Christophe Olivier

Cellulose Nanocrystal-Assisted Dispersion of Luminescent Single- Walled Carbon Nanotubes for Layer-by-Layer Assembled Hybrid Thin Films

Highly stable single-walled carbon nanotube (SWNT) dispersions are obtained after ultrasonication in cellulose nanocrystal (CN) aqueous colloidal suspensions. Mild dispersion conditions were applied to preserve the SWNT length in order to facilitate the identification of hybrid objects. This led to a moderate dispersion of 24% of the SWNTs. Under these conditions, atomic force microscopy (AFM) and transmission electron microscopy (TEM) experiments succeeded in demonstrating the formation of hybrid particles in which CNs are aligned along the nanotube axis by a self-assembly process. These SWNT/CN dispersions are used to create multilayered thin films with the layer-by-layer method using polyallylamine hydrochloride as a polyelectrolyte.

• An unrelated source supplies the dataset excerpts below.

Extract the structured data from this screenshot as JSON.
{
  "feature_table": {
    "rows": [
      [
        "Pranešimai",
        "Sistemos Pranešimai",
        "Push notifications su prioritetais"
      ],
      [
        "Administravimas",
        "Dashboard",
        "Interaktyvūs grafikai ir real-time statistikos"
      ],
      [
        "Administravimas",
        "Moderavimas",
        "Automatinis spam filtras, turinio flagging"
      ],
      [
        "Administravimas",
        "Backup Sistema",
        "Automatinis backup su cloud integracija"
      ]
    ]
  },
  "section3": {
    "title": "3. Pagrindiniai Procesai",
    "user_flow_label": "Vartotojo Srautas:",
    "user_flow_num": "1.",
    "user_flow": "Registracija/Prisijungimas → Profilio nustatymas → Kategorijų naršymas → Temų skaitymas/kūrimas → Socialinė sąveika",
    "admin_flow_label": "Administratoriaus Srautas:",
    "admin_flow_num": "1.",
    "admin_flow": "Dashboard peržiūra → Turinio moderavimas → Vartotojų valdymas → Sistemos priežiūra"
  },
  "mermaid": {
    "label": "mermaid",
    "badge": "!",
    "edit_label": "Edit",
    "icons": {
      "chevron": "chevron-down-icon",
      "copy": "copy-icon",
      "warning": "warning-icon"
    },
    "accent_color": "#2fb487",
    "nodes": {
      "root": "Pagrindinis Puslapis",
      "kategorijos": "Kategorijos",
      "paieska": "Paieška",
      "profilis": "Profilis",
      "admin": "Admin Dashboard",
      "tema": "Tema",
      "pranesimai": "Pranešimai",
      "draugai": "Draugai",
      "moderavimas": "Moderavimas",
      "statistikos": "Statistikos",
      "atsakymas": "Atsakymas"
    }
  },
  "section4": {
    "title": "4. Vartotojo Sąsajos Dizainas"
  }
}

Homogeneous films from one to eight bilayers are obtained with an average bilayer thickness of 17 nm. The presence of SWNTs in each bilayer is attested to by characteristic Raman signals. It should be noted that these films exhibit a near-infrared luminescence signal due to isolated and well-separated nanotubes. Furthermore, scanning electron microscopy (SEM) suggests that the SWNT network is percolating through the film.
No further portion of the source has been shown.